Through the journey of love, social statuses and class is escalated through the marriages of characters. As Sir Toby is Olivia's uncle, he is considered a royal person. After marrying Maria, who is Olivia's servant, Maria's social status has escalated and has now become a royal woman. Another person whose social status has increased through marriage is Sebastian. Olivia is a noble woman that resides in Illyria, who insists that she is in mourning for her recently deceased brother and will not marry for seven years. Viola's arrival as Cesario, urges Olivia to break out of her melancholy. In the play, it is supposed that Sebastian belongs to middle, high-class family. After marrying Olivia, he has become a part of the royal family. Just like her twin brother Sebastian, Viola's marriage to Duke Orsino increased her social rank. Before Viola's guise is unmasked, she was a servant to Duke, who was ordered to woo Olivia. "And since you called me "master" for so long, here is my hand.
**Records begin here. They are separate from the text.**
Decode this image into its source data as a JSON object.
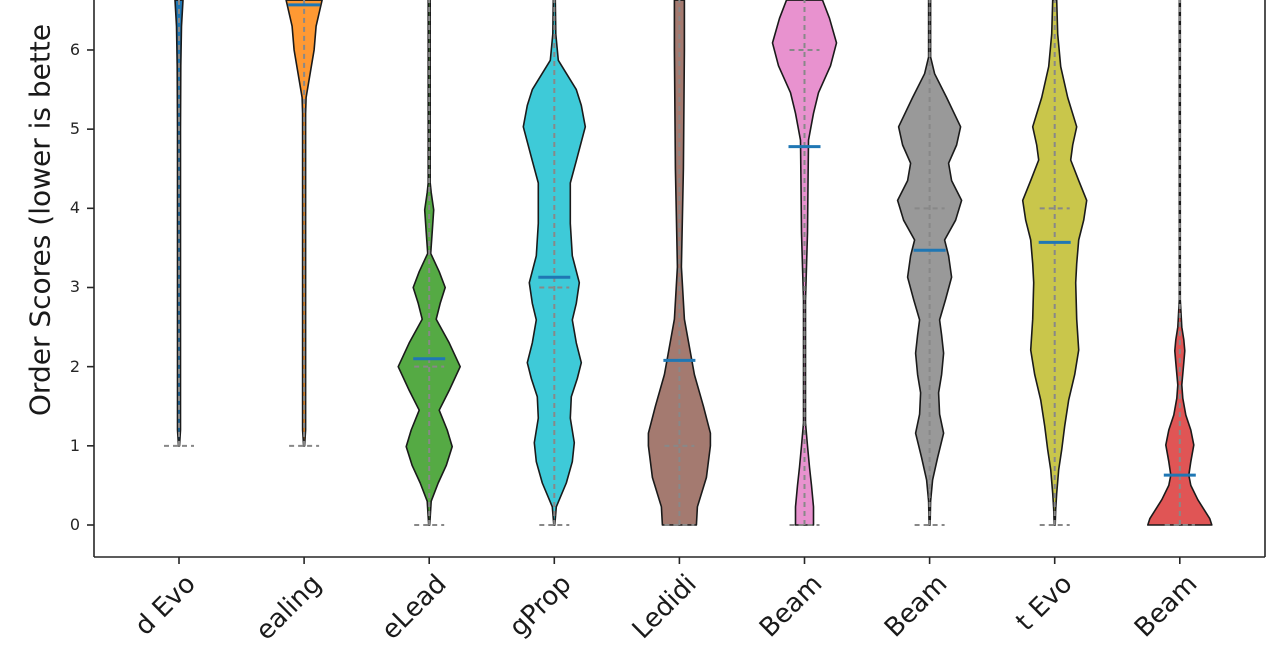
{
  "chart_data": {
    "type": "violin",
    "title": "",
    "ylabel": "Order Scores (lower is bette",
    "xlabel": "",
    "ylim": [
      -0.4,
      6.63
    ],
    "yticks": [
      0,
      1,
      2,
      3,
      4,
      5,
      6
    ],
    "grid": false,
    "legend": null,
    "categories": [
      "d Evo",
      "ealing",
      "eLead",
      "gProp",
      "Ledidi",
      "Beam",
      "Beam",
      "t Evo",
      "Beam"
    ],
    "series": [
      {
        "name": "d Evo",
        "color": "#1f77b4",
        "min": 1,
        "median": 6.7,
        "mean": 6.8,
        "profile": [
          [
            1,
            0.5
          ],
          [
            1.2,
            1.5
          ],
          [
            3,
            1.5
          ],
          [
            5,
            1.5
          ],
          [
            5.8,
            1.8
          ],
          [
            6.3,
            2.5
          ],
          [
            6.63,
            4
          ]
        ]
      },
      {
        "name": "ealing",
        "color": "#ff9933",
        "min": 1,
        "median": 6.7,
        "mean": 6.57,
        "profile": [
          [
            1,
            0.5
          ],
          [
            1.2,
            1.5
          ],
          [
            3,
            1.5
          ],
          [
            5.2,
            1.5
          ],
          [
            5.4,
            2
          ],
          [
            5.7,
            6
          ],
          [
            6.0,
            10
          ],
          [
            6.3,
            12
          ],
          [
            6.63,
            18
          ]
        ]
      },
      {
        "name": "eLead",
        "color": "#55aa44",
        "min": 0,
        "median": 2.0,
        "mean": 2.1,
        "profile": [
          [
            0,
            0.5
          ],
          [
            0.3,
            2
          ],
          [
            0.53,
            9
          ],
          [
            0.75,
            17
          ],
          [
            0.99,
            23
          ],
          [
            1.2,
            18
          ],
          [
            1.45,
            10
          ],
          [
            1.7,
            20
          ],
          [
            2.0,
            31
          ],
          [
            2.3,
            20
          ],
          [
            2.6,
            7
          ],
          [
            2.8,
            11
          ],
          [
            3.0,
            16
          ],
          [
            3.2,
            10
          ],
          [
            3.43,
            1.5
          ],
          [
            3.7,
            3
          ],
          [
            3.98,
            4.5
          ],
          [
            4.2,
            2
          ],
          [
            4.32,
            1
          ],
          [
            5.2,
            1
          ],
          [
            6.63,
            1
          ]
        ]
      },
      {
        "name": "gProp",
        "color": "#3ecad8",
        "min": 0,
        "median": 3.0,
        "mean": 3.13,
        "profile": [
          [
            0,
            0.5
          ],
          [
            0.23,
            2
          ],
          [
            0.53,
            12
          ],
          [
            0.8,
            18
          ],
          [
            1.04,
            20
          ],
          [
            1.35,
            16
          ],
          [
            1.62,
            17
          ],
          [
            1.85,
            23
          ],
          [
            2.05,
            27
          ],
          [
            2.3,
            22
          ],
          [
            2.59,
            18
          ],
          [
            2.8,
            22
          ],
          [
            3.06,
            25
          ],
          [
            3.4,
            18
          ],
          [
            3.81,
            16
          ],
          [
            4.1,
            16
          ],
          [
            4.32,
            16
          ],
          [
            4.6,
            22
          ],
          [
            5.03,
            31
          ],
          [
            5.3,
            27
          ],
          [
            5.5,
            22
          ],
          [
            5.87,
            4
          ],
          [
            6.2,
            1.5
          ],
          [
            6.63,
            1
          ]
        ]
      },
      {
        "name": "Ledidi",
        "color": "#a47a70",
        "min": 0,
        "median": 1.0,
        "mean": 2.08,
        "profile": [
          [
            0,
            17
          ],
          [
            0.23,
            18
          ],
          [
            0.6,
            27
          ],
          [
            1.0,
            31
          ],
          [
            1.16,
            31
          ],
          [
            1.5,
            24
          ],
          [
            1.9,
            15
          ],
          [
            2.25,
            10
          ],
          [
            2.6,
            5
          ],
          [
            3.26,
            2
          ],
          [
            4.5,
            4
          ],
          [
            6.0,
            5
          ],
          [
            6.63,
            5
          ]
        ]
      },
      {
        "name": "Beam",
        "color": "#e892cf",
        "min": 0,
        "median": 6.0,
        "mean": 4.78,
        "profile": [
          [
            0,
            9
          ],
          [
            0.23,
            9
          ],
          [
            0.5,
            7
          ],
          [
            0.73,
            5
          ],
          [
            1.0,
            3
          ],
          [
            1.29,
            1
          ],
          [
            2.84,
            1
          ],
          [
            3.69,
            3
          ],
          [
            4.3,
            3.5
          ],
          [
            4.86,
            4
          ],
          [
            5.2,
            9
          ],
          [
            5.46,
            14
          ],
          [
            5.8,
            26
          ],
          [
            6.09,
            32
          ],
          [
            6.4,
            25
          ],
          [
            6.63,
            18
          ]
        ]
      },
      {
        "name": "Beam",
        "color": "#999999",
        "min": 0,
        "median": 4.0,
        "mean": 3.47,
        "profile": [
          [
            0,
            0.5
          ],
          [
            0.3,
            1
          ],
          [
            0.57,
            3
          ],
          [
            0.85,
            8
          ],
          [
            1.16,
            14
          ],
          [
            1.4,
            10
          ],
          [
            1.67,
            9
          ],
          [
            1.9,
            12
          ],
          [
            2.17,
            14
          ],
          [
            2.4,
            12
          ],
          [
            2.59,
            10
          ],
          [
            2.85,
            16
          ],
          [
            3.13,
            22
          ],
          [
            3.4,
            19
          ],
          [
            3.6,
            15
          ],
          [
            3.85,
            26
          ],
          [
            4.1,
            32
          ],
          [
            4.35,
            22
          ],
          [
            4.57,
            19
          ],
          [
            4.8,
            27
          ],
          [
            5.03,
            31
          ],
          [
            5.4,
            17
          ],
          [
            5.7,
            5
          ],
          [
            5.91,
            1
          ],
          [
            6.63,
            1
          ]
        ]
      },
      {
        "name": "t Evo",
        "color": "#c9c64b",
        "min": 0,
        "median": 4.0,
        "mean": 3.57,
        "profile": [
          [
            0,
            0.5
          ],
          [
            0.2,
            1
          ],
          [
            0.4,
            2
          ],
          [
            0.7,
            4
          ],
          [
            0.95,
            7
          ],
          [
            1.25,
            10
          ],
          [
            1.58,
            14
          ],
          [
            1.9,
            20
          ],
          [
            2.21,
            24
          ],
          [
            2.6,
            22
          ],
          [
            3.06,
            21
          ],
          [
            3.3,
            22
          ],
          [
            3.6,
            24
          ],
          [
            3.85,
            29
          ],
          [
            4.1,
            32
          ],
          [
            4.35,
            24
          ],
          [
            4.61,
            16
          ],
          [
            4.8,
            18
          ],
          [
            5.03,
            22
          ],
          [
            5.4,
            13
          ],
          [
            5.79,
            6
          ],
          [
            6.2,
            3
          ],
          [
            6.63,
            2
          ]
        ]
      },
      {
        "name": "Beam",
        "color": "#e05555",
        "min": 0,
        "median": 0,
        "mean": 0.63,
        "profile": [
          [
            0,
            32
          ],
          [
            0.08,
            30
          ],
          [
            0.32,
            18
          ],
          [
            0.5,
            11
          ],
          [
            0.63,
            9
          ],
          [
            0.8,
            11
          ],
          [
            1.01,
            14
          ],
          [
            1.2,
            11
          ],
          [
            1.39,
            6
          ],
          [
            1.6,
            3
          ],
          [
            1.77,
            2
          ],
          [
            2.05,
            4
          ],
          [
            2.2,
            5
          ],
          [
            2.34,
            4
          ],
          [
            2.5,
            2
          ],
          [
            2.84,
            0.5
          ],
          [
            6.63,
            0.5
          ]
        ]
      }
    ]
  },
  "axes": {
    "ytick_labels": [
      "0",
      "1",
      "2",
      "3",
      "4",
      "5",
      "6"
    ]
  },
  "colors": {
    "mean_line": "#1f77b4",
    "median_line": "#888888",
    "outline": "#1a1a1a",
    "axis": "#262626"
  }
}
You shall from this time be your master's mistress"(V.i.326-329). In that quote, Duke Orsino asks Viola to marry him, making Viola part of a royal kingdom. Through the journey of love, social rank and class can be overthrown by marriage.
Shakespeare shows the importance of inversion in social rankings and class in the play Twelfth Night. From Malvolio's instincts about others and foolish mistakes made by minor characters to the marriages of lovers, many have suffered the dreadfulness or achieved the slenderness of social hierarchy. As William P. Leahy would say "I would say the hierarchy has made terrible errors in judgment and it has to seek forgiveness by its members."